Defining the network in software is not the only challenge facing the enterprise this year. For many key applications, those software architectures will have to resemble mesh fabrics as well.
Granted, this is much easier to do in software than in hardware, but it seems likely that, initially at least, software defined fabrics will have to work with legacy physical and virtual fabrics in order to provide a high value proposition.
According to Technavio’s latest report on network fabrics, the overall market is set to grow by about 7 percent per year for the rest of the decade. This is not as robust as other segments of the data stack, but it does point up the fact that organizations are looking to derive maximum flexibility within their overall network environments. Data center fabrics are particularly popular among cloud-facing organizations because fabrics allow them to offer a range of advanced services that could otherwise only be deployed within the data center at a great cost of time and expense.
Pluribus Networks is one of the first SDN vendors to incorporate a fabric-style architecture into its platform. The new Virtualization-Centric Fabric (VCF) option on the Netvisor operating system provides a high degree of elastic connectivity for virtual workloads and their related distributed services. This allows Netvisor to support a virtual fabric running on open switch hardware capable of tracking the entire network’s endpoints and flow patterns. The platform features port and virtual network segmentation for combining physical and virtual resources under a common framework while automatically maintaining fabric connectivity as it scales up and out. It also supports common programming interfaces like REST and Java to present a single fabric front-end for applications.

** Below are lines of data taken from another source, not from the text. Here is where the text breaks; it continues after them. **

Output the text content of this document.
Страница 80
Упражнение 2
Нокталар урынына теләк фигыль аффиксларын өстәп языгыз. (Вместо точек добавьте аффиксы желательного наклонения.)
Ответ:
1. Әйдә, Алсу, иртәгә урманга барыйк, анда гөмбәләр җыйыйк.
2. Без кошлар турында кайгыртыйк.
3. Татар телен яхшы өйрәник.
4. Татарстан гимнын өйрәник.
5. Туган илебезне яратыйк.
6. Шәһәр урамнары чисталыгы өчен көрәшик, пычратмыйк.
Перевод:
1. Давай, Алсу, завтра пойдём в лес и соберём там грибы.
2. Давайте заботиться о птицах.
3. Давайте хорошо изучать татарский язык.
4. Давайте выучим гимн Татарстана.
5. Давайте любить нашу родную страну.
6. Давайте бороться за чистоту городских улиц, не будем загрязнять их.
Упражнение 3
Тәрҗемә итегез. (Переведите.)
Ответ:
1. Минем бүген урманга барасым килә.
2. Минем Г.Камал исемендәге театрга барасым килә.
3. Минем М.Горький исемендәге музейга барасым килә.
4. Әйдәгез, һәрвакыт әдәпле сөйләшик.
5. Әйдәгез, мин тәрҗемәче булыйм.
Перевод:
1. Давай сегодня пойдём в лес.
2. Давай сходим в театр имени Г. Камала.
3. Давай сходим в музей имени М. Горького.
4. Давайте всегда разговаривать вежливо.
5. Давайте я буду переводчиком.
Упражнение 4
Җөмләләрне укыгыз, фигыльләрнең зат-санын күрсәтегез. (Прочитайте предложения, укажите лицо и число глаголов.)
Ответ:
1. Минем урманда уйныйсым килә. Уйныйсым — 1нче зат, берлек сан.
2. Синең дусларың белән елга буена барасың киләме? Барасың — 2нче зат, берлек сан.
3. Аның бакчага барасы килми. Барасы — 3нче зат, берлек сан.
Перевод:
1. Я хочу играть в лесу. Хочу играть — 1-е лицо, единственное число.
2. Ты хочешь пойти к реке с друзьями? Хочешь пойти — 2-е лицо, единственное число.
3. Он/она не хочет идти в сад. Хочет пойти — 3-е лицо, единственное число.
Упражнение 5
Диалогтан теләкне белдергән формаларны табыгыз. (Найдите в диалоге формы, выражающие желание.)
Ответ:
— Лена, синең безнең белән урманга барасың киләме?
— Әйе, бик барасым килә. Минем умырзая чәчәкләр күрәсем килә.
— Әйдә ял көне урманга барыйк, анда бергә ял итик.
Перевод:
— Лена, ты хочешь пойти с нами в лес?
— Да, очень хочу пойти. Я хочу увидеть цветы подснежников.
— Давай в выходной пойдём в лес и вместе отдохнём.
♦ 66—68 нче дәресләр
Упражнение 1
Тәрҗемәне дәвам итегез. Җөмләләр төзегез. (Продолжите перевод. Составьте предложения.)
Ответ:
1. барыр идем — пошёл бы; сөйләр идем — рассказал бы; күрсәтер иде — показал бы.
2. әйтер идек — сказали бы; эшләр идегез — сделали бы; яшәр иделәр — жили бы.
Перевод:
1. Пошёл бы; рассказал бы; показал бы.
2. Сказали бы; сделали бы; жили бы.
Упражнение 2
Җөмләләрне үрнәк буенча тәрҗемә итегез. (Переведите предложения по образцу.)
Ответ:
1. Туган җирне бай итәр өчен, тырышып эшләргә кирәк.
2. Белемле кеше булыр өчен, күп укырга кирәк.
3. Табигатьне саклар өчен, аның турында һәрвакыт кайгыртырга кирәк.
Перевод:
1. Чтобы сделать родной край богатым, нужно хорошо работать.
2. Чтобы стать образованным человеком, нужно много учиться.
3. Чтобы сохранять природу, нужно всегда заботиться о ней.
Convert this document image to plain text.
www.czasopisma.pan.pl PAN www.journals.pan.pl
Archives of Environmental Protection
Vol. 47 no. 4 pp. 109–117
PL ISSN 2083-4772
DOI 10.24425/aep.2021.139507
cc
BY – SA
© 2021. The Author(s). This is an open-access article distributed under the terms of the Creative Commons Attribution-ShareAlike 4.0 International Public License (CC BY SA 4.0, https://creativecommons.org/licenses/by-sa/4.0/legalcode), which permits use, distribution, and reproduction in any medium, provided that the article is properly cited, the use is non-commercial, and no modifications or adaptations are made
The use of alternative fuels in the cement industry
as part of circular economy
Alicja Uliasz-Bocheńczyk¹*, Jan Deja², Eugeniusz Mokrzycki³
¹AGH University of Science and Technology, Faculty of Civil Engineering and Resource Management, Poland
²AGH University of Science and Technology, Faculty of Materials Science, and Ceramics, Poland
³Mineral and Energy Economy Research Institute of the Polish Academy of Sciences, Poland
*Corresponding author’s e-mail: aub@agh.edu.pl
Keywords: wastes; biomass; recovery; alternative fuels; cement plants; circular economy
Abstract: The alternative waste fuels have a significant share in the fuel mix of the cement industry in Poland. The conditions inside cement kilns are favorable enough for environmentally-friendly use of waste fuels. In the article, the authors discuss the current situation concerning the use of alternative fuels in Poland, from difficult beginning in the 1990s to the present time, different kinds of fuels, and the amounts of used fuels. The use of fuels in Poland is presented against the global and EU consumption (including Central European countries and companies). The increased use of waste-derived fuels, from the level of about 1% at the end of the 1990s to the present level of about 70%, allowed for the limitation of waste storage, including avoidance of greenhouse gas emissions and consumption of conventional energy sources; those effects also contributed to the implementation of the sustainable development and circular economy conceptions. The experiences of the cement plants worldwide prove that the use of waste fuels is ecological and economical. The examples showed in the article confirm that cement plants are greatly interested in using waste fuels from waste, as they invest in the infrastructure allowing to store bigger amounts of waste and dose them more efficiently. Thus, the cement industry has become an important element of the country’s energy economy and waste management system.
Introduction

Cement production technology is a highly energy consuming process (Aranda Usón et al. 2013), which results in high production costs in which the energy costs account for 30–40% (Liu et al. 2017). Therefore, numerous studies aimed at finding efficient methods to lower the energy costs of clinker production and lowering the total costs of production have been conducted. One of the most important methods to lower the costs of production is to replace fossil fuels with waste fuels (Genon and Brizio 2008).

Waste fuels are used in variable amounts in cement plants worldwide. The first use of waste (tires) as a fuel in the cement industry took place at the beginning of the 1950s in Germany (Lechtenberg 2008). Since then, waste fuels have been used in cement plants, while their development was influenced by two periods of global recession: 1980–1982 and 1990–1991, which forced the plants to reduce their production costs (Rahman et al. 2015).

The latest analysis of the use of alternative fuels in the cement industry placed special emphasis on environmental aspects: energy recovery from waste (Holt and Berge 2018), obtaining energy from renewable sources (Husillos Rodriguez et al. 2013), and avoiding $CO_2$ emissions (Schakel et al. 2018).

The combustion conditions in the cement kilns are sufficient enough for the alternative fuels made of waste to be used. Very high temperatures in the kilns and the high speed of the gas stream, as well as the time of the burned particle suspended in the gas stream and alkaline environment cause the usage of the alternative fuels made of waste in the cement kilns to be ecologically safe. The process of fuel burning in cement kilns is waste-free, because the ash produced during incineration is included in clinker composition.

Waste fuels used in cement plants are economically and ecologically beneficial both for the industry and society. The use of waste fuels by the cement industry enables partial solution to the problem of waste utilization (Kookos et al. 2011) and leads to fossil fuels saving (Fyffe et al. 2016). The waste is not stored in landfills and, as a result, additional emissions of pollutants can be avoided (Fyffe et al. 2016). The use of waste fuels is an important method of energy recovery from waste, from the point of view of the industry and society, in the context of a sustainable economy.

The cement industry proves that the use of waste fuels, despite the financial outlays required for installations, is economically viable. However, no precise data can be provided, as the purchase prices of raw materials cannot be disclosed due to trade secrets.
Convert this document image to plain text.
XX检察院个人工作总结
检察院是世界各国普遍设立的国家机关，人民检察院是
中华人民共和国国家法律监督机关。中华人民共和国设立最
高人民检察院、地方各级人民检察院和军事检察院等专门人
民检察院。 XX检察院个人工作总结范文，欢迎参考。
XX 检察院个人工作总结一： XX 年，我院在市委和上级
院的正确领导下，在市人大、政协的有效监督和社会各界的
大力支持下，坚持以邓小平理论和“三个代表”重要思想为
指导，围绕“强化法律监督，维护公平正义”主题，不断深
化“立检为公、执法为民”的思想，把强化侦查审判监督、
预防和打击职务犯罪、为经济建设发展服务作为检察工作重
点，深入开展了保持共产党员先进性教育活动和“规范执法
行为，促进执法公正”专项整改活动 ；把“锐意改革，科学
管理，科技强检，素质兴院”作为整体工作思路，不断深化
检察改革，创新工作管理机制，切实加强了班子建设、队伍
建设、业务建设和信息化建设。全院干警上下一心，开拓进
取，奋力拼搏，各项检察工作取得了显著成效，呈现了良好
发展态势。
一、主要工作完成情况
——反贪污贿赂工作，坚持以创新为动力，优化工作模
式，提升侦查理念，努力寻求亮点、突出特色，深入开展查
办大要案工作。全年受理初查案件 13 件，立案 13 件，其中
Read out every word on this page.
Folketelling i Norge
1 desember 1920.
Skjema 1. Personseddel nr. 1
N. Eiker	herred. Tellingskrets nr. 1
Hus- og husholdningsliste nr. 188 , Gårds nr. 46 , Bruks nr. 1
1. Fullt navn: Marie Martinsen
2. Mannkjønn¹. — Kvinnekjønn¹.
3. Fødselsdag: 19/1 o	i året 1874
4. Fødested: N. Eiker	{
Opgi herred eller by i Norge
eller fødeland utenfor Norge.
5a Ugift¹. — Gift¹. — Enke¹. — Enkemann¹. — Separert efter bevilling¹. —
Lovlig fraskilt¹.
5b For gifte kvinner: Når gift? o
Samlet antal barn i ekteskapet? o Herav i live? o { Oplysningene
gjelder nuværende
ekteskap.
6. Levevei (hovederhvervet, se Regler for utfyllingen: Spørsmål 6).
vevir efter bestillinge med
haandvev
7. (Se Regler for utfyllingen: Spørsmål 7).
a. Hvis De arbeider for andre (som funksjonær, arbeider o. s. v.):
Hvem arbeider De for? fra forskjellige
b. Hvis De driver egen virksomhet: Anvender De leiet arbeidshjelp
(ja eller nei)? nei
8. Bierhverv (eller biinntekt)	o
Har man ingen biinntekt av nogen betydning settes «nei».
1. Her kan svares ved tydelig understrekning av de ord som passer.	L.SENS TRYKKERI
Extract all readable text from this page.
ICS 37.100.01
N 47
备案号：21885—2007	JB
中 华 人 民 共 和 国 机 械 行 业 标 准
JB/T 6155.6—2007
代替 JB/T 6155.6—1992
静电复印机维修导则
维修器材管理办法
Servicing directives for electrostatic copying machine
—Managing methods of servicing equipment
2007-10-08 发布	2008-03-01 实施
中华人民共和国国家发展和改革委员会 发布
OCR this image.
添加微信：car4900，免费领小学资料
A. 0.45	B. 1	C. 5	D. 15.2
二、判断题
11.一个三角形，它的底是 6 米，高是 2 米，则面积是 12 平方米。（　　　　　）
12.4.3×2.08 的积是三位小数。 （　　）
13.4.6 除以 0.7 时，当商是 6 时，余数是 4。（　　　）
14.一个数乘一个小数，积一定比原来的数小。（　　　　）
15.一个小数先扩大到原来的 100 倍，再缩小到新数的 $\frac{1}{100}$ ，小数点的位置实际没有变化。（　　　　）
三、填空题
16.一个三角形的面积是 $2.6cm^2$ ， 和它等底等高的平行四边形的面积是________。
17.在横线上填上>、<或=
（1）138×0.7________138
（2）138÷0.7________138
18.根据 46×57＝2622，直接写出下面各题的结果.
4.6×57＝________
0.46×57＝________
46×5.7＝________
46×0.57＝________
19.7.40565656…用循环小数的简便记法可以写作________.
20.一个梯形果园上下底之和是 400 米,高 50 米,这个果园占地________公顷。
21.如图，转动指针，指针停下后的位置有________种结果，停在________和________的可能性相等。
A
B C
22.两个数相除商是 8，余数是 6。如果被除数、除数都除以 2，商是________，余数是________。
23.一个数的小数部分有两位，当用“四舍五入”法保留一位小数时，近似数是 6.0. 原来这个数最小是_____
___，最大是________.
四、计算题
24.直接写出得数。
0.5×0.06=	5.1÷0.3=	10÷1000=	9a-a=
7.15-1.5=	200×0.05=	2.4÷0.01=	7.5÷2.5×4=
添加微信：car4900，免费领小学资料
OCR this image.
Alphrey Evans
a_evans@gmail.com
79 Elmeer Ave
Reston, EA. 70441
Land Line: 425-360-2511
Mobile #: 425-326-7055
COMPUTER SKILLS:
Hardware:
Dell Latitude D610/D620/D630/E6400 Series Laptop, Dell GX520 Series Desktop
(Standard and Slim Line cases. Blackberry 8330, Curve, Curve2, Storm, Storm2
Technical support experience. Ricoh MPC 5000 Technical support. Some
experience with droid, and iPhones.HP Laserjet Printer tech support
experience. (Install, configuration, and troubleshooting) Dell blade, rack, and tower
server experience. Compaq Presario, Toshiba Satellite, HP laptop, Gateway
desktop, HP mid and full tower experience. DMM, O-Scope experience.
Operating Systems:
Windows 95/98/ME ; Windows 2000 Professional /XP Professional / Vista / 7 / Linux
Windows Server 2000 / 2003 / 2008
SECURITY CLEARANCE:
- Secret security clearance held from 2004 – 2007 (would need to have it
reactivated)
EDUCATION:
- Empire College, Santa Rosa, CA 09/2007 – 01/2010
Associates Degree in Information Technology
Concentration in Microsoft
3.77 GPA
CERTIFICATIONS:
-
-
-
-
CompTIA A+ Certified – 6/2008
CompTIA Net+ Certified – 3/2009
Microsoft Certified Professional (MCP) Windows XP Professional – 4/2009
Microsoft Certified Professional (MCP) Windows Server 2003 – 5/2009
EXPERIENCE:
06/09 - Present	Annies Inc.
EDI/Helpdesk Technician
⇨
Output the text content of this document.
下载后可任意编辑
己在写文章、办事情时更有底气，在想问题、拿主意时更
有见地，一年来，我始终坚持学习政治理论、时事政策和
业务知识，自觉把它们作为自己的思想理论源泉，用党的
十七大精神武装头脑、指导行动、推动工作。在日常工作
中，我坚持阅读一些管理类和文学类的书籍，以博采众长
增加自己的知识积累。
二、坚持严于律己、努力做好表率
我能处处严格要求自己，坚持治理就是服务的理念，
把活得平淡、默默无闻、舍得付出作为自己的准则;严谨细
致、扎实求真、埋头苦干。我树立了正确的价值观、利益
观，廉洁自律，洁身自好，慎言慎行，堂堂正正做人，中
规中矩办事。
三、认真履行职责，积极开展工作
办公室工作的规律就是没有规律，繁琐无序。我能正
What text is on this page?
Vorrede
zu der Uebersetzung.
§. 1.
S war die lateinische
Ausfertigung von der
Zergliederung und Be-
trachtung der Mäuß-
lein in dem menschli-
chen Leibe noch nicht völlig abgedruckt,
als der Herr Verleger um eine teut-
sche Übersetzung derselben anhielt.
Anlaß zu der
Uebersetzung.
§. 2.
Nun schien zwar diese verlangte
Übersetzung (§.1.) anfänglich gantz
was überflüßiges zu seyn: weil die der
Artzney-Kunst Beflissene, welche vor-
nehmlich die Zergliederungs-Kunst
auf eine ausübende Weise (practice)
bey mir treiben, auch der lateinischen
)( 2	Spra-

Fabric architectures are also emerging on the data center interconnect as organizations seek to leverage advanced public and private cloud constructs. Arista Networks recently added new fabric capabilities to its EOS and CloudVision solutions aimed at providing long-haul connectivity that is more flexible and less costly than current deployments. The upgrades include the Spine Transit 100G DWDM line card and the Spine Interconnect VXLAN fabric extension system that allows disparate fabrics to be connected under a single Layer 2 architecture. The system offers the possibility of converting remote backup and other secondary facilities into co-equal components of a distributed storage and/or compute cluster.
Hyperscale operations like Facebook are also steeped in both software definition and fabric networks, and now the garden variety enterprise has a chance to emulate those architectures. Facebook recently released the design of its ToR Wedge switch through the Open Compute Project, right down to the list of materials needed to build it. At the same time, Facebook has offered up its FBOSS operating switch, which can be run as an Open Network Linux image on software platforms like Big Switch to create a full programmable networking solution. When deployed as part of the company’s Six Pack aggregation platform, users will be able to create a custom network fabric consisting of up to 12 Wedge switches in a single chassis. At the moment, the Wedge switch tops out at 40G, although a 100G version is expected soon.
Fabric topologies are most effective in highly complex environments such as analytics in which data from multiple disparate resources need to be compiled quickly and efficiently. As such, the enterprise has no real need to implement an end-to-end fabric across the entire data stack.
But as Big Data and the Internet of Things adds to the enterprise workload in the coming years, it’s good to know that software defined, or at least SDN-supported, fabrics are moving into the channel as well.